ANSA/DANIEL DAL ZENNARO

Altre due assoluzioni smontano il “processo del secolo” contro Eni

Ermes Antonucci

Mancanza di prove, ma anche decisioni "irrituali e incomprensibili" degli stessi inquirenti. Così l'intero impianto accusatorio dei pm De Pasquale e Spadaro è stato spazzato via

Non è rimasto praticamente nulla del “processo del secolo” voluto dalla procura di Milano sulla presunta tangente da un miliardo di dollari pagata da Eni e Shell per l’acquisto dei diritti di esplorazione del giacimento petrolifero Opl 245 in Nigeria. La Corte d’appello di Milano ha infatti assolto Obi Emeka e Gianluca Di Nardo, i due presunti mediatori della corruzione internazionale, annullando così la condanna a quattro anni inflitta a quest’ultimi nel settembre 2018 in primo grado con rito abbreviato.

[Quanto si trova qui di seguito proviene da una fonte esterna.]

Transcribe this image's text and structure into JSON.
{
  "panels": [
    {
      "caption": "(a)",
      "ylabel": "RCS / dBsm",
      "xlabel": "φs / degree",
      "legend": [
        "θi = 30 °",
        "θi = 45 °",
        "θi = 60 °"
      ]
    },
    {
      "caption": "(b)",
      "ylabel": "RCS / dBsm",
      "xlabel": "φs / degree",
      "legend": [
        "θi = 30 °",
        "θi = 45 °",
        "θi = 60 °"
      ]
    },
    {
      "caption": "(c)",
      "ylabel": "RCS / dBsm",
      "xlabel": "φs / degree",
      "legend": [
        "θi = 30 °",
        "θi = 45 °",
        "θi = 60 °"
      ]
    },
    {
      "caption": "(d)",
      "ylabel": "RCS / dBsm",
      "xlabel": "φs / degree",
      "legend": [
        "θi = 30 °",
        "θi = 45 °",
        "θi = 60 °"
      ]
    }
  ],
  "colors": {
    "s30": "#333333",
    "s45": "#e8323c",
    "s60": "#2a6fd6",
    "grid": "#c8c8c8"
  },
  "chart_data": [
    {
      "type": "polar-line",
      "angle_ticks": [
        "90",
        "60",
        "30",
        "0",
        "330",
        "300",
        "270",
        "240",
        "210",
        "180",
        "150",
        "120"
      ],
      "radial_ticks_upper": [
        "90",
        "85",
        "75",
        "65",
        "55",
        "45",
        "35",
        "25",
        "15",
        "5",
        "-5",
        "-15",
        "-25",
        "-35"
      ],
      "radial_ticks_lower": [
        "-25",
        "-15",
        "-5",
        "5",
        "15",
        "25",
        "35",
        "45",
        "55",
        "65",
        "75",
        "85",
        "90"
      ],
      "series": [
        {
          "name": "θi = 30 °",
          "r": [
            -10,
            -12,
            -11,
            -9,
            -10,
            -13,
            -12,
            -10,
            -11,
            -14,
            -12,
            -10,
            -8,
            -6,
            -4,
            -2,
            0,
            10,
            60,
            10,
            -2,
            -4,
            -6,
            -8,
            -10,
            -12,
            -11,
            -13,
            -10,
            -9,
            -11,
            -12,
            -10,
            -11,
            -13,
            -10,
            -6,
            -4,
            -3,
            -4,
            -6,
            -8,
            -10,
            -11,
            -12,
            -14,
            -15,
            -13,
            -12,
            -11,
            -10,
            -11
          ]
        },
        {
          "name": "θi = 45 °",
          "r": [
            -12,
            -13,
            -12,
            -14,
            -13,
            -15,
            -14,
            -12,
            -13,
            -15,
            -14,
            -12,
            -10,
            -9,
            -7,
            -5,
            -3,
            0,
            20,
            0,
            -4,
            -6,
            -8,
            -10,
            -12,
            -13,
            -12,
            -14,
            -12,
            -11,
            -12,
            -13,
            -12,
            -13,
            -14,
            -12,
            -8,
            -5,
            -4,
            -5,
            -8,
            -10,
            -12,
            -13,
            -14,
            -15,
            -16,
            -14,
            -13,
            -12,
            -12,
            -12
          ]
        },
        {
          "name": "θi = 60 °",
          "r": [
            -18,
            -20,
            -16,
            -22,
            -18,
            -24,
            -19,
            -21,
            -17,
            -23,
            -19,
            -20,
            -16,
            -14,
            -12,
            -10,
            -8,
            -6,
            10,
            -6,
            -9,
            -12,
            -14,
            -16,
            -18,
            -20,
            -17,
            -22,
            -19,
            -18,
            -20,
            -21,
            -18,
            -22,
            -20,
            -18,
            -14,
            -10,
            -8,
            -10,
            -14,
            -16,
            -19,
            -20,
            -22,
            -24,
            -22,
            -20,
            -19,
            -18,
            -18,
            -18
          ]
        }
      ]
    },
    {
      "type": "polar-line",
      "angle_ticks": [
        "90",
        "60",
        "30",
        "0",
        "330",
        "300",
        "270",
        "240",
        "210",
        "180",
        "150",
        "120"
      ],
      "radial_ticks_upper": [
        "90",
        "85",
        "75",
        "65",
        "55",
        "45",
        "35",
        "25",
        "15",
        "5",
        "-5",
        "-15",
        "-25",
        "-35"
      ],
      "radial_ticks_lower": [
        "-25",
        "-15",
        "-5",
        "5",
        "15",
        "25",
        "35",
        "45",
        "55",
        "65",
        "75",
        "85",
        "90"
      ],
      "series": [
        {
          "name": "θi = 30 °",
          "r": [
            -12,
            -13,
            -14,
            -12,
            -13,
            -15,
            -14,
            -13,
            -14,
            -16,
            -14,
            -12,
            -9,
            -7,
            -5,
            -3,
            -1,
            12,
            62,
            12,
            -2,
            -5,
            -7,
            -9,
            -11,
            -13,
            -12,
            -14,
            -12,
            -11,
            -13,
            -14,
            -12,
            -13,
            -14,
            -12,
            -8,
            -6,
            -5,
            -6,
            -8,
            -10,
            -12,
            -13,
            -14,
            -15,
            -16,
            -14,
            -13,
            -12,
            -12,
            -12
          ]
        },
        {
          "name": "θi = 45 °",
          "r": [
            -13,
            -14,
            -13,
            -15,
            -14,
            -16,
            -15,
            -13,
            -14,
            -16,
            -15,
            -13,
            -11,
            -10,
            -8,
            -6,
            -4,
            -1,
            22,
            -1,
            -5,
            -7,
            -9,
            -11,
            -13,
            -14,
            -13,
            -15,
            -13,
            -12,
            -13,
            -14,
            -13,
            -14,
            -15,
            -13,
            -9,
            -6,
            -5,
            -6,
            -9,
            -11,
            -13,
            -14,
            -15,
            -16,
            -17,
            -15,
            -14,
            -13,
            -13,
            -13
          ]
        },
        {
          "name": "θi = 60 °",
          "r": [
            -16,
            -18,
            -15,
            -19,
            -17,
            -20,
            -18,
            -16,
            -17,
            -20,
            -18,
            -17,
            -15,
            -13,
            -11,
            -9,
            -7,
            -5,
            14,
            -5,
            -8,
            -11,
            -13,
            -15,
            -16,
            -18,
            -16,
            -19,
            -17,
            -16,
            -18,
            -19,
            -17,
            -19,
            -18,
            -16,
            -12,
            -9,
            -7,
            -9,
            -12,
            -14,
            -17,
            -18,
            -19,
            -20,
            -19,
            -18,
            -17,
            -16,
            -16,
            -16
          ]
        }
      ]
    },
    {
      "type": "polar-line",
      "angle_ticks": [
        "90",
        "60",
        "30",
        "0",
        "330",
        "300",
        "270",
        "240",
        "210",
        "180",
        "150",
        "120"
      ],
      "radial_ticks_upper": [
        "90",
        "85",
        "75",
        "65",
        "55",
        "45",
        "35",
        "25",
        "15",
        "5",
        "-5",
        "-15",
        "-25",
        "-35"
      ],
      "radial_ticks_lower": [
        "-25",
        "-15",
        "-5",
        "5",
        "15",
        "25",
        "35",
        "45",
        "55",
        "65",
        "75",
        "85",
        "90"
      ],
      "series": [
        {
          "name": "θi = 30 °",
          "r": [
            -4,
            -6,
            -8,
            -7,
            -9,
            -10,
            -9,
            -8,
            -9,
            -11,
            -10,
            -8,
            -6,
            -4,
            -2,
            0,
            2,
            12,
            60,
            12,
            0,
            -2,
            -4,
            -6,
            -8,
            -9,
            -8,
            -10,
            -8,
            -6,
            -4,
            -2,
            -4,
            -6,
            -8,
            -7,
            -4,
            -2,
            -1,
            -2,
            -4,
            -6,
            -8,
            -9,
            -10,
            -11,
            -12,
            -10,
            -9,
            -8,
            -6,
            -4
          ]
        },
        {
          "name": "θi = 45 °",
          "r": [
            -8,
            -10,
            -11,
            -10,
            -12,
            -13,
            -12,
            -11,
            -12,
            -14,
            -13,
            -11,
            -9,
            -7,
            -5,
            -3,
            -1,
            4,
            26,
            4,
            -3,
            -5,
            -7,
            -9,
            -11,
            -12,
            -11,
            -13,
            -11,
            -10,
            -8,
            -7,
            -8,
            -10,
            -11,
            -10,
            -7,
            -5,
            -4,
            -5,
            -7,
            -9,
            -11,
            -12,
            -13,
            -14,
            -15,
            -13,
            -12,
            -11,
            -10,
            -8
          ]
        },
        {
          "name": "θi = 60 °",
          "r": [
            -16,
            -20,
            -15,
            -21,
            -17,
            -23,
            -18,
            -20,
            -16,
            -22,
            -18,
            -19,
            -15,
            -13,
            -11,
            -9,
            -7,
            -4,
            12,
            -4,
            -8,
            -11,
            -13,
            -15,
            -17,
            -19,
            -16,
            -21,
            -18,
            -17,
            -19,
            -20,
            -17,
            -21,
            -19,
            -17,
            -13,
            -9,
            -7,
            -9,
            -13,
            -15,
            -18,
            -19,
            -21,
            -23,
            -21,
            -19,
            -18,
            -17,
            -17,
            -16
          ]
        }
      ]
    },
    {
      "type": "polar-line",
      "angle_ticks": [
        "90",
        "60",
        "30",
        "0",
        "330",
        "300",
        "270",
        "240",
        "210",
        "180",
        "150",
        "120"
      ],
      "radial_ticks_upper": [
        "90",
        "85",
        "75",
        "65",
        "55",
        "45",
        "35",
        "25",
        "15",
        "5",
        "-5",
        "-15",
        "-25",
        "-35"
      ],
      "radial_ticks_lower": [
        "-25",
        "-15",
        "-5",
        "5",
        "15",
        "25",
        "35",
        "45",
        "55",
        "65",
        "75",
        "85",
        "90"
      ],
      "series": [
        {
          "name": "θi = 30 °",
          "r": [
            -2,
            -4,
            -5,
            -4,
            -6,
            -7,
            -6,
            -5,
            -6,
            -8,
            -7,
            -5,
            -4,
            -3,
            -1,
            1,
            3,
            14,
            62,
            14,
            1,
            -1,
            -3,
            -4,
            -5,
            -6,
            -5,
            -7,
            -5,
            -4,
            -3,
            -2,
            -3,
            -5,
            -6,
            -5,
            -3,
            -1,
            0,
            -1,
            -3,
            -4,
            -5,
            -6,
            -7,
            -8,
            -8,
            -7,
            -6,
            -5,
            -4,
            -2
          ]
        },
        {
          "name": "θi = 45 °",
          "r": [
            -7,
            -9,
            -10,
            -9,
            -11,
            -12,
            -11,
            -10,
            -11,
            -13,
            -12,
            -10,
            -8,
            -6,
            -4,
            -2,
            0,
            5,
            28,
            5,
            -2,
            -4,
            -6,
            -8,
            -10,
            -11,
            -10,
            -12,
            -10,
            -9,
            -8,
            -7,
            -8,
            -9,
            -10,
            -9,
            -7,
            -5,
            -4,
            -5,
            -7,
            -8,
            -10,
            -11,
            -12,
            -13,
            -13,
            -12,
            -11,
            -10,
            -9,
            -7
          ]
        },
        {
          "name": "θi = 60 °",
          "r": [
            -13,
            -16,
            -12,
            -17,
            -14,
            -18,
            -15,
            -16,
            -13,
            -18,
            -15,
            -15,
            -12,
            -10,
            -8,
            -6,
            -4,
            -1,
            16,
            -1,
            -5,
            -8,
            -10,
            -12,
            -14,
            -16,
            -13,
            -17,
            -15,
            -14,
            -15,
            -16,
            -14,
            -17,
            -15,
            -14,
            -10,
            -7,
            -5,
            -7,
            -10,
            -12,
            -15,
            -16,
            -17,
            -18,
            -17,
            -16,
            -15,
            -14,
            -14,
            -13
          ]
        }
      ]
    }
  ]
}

Emeka e Di Nardo sono stati assolti dai giudici perché “il fatto non sussiste”, la stessa formula utilizzata dal tribunale di Milano nella sentenza con cui lo scorso marzo ha assolto tutti i quindici imputati del filone principale del processo (tra cui l’amministratore delegato di Eni Claudio Descalzi e il suo predecessore Paolo Scaroni), bocciando clamorosamente l’impianto accusatorio avanzato dai pm Fabio De Pasquale e Sergio Spadaro, il cui fallimento ora è completo.

 

Nel procedimento abbreviato era stata la stessa rappresentante dell’accusa in appello, la sostituta procuratrice generale Celestina Gravina, a chiedere l’assoluzione degli imputati, esprimendo una serie di pesanti critiche sull’operato dei colleghi. Durante la requisitoria la pg aveva parlato di “travisamento dei fatti” per via di una lettura “errata” degli atti, di “mancanza di prove” e aveva osservato che in primo grado su alcuni temi era stata seguita l’impostazione dei pm De Pasquale e Spadaro, fondata su teoremi “non dimostrati”. “Non esiste il fatto contestato, non esiste in natura”, aveva spiegato Gravina, sottolineando l’inattendibilità del testimone valorizzato dai pm, Vincenzo Armanna, definito “un avvelenatore di pozzi bugiardo”. Di fronte all’assoluta infondatezza delle accuse, la pg si era spinta addirittura a definire l’inchiesta “un enorme spreco di risorse”.

 

Valutazioni durissime, simili a quelle avanzate dai giudici del tribunale nelle motivazioni della sentenza di assoluzione nei confronti degli imputati del troncone principale del processo. Nella sentenza, infatti, il collegio giudicante presieduto da Marco Tremolada sottolinea la mancanza di prove a sostegno delle accuse, ma anche alcune decisioni “irrituali” e “incomprensibili” degli stessi inquirenti, come il mancato deposito di una videoregistrazione (riguardante Armanna) favorevole agli imputati e la richiesta di ascoltare in aula Piero Amara affinché questi riferisse su presunte interferenze da parte dei legali di Eni nei confronti dello stesso collegio giudicante.

 

Proprio attorno a queste circostanze è venuto a emergere uno scontro senza precedenti all’interno della procura di Milano. De Pasquale e Spadaro, titolari dell’inchiesta Eni, sono ora indagati dalla procura di Brescia con l’ipotesi di rifiuto di atti d’ufficio, per aver omesso di depositare tra gli atti del processo documenti che sarebbero stati elementi di prova favorevoli agli imputati. L’attenzione dei pm di Brescia è rivolta, in particolare, alla decisione degli inquirenti milanesi di non depositare la videoregistrazione che mostrava l’intento ricattatorio di Armanna nei confronti dei dirigenti Eni, né alcune chat dalle quali emergevano le prove di un versamento di 50 mila dollari da parte di Armanna in favore di un testimone. Ascoltato dai pm bresciani, il sostituto procuratore Paolo Storari (indagato a Brescia per rivelazione di segreto d’ufficio per la consegna a Davigo dei verbali di Amara sulla presunta loggia Ungheria) avrebbe accusato i vertici e i colleghi della procura milanese di non aver preso in considerazione le prove da lui raccolte circa l’inattendibilità di Armanna e di aver ritardato l’apertura di un’indagine sulle rivelazioni di Amara, così da non compromettere il proseguimento del processo contro Eni. Insomma, bocciato in sede giudiziaria, il processo Eni-Nigeria si sta trasformando in un processo sulla magistratura milanese, dai risvolti imprevedibili.